49.My conclusion on this point would not be affected if the applicant's complaint were to be rejected by the Conseil de la Concurrence. The Conseil is not in a position to consider the effect of the imposition of an antidumping duty on competition in the common market. The proper balance to be struck between the Community's competition policy and its commercial policy is clearly a matter which can only be dealt with satisfactorily by the Community institutions. Indeed, even a decision by the Commission under Regulation No 17 to the effect that Péchiney's behaviour was compatible with Article 86 would not in my view have been enough to dispose of the matter, for consideration would still need to have been given to the effect of the imposition of a duty on competition in the common market.
50.In conclusion, I consider that the Council gave inadequate consideration to the applicant's claim that the injury of which Péchiney complained was self-inflicted. I also consider that the Council failed to give proper consideration to the question whether the imposition of a duty was consistent with the need to avoid the distortion of competition in the common market. In so far as it it fails to address these matters, the preamble to the contested regulation is in any event insufficient to satisfy the requirements of Article 190 of the Treaty.

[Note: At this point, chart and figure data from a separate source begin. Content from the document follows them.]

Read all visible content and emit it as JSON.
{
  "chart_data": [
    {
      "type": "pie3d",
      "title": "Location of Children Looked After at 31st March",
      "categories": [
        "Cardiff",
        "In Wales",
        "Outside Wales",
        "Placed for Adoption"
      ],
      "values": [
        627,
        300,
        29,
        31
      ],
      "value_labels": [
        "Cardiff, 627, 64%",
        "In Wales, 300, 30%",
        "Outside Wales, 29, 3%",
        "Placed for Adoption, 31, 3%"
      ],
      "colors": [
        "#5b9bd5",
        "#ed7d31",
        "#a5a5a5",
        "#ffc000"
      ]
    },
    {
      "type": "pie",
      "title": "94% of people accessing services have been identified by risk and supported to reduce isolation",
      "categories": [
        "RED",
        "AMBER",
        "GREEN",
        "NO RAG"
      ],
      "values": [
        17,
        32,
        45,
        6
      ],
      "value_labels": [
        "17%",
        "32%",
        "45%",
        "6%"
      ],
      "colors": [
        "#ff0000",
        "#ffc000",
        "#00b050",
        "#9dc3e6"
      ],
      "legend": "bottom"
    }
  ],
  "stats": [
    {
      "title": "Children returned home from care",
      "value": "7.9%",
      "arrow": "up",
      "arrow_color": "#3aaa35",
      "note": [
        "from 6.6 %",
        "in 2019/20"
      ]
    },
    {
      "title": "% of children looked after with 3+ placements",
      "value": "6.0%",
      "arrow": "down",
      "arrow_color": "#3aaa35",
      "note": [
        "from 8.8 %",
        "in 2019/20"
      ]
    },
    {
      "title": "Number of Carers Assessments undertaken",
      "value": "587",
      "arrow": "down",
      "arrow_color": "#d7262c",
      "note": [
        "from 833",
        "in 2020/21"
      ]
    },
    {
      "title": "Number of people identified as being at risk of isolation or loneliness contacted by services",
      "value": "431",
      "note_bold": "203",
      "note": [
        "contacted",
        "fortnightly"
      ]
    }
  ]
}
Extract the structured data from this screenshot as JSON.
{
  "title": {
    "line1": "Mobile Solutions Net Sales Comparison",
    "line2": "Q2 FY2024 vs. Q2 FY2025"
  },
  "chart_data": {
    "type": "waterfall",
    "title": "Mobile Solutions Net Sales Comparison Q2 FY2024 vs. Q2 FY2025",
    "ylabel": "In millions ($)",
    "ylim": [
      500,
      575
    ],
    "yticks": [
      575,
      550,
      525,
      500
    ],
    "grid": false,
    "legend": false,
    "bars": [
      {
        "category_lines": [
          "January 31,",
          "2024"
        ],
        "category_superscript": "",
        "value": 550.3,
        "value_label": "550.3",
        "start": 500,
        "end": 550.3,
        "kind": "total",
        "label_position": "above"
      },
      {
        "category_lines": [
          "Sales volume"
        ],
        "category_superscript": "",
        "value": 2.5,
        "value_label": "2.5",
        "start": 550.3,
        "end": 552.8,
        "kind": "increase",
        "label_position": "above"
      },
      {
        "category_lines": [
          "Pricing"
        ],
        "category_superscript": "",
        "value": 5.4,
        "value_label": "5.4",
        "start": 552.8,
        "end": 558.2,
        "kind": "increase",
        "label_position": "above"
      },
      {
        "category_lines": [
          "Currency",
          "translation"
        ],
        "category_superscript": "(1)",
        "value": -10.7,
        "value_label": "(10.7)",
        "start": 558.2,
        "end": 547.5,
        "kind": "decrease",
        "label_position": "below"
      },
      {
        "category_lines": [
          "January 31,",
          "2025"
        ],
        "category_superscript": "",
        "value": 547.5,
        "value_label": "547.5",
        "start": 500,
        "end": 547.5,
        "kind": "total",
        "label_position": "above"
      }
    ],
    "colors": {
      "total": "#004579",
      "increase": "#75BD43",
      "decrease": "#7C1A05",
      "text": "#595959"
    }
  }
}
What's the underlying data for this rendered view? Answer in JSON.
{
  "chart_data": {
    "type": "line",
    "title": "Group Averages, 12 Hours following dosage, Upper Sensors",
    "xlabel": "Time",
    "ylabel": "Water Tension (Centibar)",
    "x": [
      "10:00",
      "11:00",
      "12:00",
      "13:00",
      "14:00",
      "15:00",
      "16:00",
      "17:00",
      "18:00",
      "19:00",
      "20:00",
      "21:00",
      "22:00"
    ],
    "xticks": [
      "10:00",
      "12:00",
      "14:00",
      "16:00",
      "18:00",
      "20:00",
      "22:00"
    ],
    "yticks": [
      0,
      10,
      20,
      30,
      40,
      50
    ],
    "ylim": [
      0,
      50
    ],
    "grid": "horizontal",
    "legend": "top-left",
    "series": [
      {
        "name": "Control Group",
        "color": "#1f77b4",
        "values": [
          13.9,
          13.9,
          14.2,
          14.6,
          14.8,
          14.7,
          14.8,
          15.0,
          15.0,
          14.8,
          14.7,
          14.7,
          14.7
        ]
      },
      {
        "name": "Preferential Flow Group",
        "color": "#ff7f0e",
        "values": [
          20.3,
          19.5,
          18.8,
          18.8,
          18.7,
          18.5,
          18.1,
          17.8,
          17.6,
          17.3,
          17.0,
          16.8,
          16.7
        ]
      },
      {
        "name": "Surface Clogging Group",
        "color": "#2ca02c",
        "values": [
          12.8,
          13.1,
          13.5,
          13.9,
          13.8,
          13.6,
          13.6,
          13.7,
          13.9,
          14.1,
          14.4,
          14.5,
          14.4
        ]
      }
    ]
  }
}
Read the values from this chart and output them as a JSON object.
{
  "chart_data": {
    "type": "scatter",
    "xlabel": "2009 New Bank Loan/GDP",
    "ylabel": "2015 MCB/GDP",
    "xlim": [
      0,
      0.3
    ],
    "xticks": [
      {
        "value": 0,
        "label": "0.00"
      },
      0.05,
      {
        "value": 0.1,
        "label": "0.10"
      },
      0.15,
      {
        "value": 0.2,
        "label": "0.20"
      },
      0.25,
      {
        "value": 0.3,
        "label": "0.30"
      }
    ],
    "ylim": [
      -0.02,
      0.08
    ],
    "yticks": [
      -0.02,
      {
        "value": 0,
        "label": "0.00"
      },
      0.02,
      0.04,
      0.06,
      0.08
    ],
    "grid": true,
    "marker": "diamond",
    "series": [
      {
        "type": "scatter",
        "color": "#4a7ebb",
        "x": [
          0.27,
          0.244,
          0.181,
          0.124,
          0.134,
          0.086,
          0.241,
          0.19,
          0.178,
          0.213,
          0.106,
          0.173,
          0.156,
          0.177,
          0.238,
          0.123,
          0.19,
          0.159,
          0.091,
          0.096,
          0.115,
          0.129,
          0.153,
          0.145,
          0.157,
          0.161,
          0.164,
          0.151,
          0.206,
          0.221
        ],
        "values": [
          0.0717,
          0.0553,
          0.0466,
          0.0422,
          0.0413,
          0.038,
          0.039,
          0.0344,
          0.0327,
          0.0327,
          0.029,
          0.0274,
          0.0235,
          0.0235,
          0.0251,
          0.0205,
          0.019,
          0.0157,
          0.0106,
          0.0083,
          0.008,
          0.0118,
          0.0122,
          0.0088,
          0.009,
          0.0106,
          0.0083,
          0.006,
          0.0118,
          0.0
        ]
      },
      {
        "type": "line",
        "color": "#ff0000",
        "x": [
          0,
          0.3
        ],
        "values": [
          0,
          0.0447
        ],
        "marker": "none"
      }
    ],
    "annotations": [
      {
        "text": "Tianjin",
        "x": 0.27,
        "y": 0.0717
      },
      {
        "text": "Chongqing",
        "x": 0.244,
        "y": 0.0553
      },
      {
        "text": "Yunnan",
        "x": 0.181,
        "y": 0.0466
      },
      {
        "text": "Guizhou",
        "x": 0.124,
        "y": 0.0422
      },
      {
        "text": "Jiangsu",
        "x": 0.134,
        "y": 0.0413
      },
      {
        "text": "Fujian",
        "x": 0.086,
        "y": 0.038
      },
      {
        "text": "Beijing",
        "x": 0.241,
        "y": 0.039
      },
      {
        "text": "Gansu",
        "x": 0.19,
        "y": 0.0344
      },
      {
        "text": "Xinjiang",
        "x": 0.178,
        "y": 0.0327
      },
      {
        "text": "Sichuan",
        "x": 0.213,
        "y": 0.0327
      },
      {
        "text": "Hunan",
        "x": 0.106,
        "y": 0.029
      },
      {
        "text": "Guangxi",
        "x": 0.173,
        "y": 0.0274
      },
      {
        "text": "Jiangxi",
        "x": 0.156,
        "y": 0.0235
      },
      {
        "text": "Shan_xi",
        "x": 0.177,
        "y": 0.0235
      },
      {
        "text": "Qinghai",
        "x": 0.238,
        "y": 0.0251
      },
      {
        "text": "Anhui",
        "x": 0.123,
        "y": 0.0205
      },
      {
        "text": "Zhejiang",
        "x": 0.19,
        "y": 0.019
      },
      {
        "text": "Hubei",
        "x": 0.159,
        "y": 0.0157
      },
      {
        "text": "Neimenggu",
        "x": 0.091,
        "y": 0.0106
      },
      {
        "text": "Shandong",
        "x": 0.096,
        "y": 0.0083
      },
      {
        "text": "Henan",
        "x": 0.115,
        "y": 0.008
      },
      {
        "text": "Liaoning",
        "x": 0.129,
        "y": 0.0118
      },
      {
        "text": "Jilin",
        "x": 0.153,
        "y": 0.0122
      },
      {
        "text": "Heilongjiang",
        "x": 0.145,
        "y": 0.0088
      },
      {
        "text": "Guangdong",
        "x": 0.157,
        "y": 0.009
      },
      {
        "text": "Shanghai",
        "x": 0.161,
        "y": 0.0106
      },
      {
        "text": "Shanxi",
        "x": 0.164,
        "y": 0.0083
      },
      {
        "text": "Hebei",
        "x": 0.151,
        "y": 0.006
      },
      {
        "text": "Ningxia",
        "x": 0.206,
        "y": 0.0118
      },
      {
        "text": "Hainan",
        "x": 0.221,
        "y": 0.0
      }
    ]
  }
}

I am therefore of the opinion that:
(1)the contested regulation should be declared void;
(2)the Council should be ordered to pay the costs, including the costs of the application for interim measures and of the objection of inadmissibility, with the exception of the costs of the interveners, who should pay their own costs.
*1 Language of the case: French.
1 See e. g. Council Regulation No 3687/87, OJ 1987 L 346, p.27, on mercury originating in the Soviet Union; Commission Regulation No 1361/87, OJ 1987 L 129, p.5, on ferro-silico-calcium/calcium suicide originating in Brazil. Cf. Council Regulation No 3365/87, OJ 1987 L 322, p.l, relating to the same product
2 For some contributions to the debate from a European perspective, see Vandoren, ‘The interface between antidumping and competition law and policy in the European Community’ (1986) 2 LIEI 1; Temple Lang, ‘Reconciling European Community antitrust and antidumping, transport and trade safeguard policies-practical problems’ in Hawk (ed.), Annual Proceedings of the Fordham Corporate Law Institute (1988), Chapter 7; Kulms, ‘Competition, trade policy and competition policy in the EEC: the example of antidumping’ (1990) 27 CMLRev 285; Mendes, Antitrust in a World of Interrelated Economies (1991).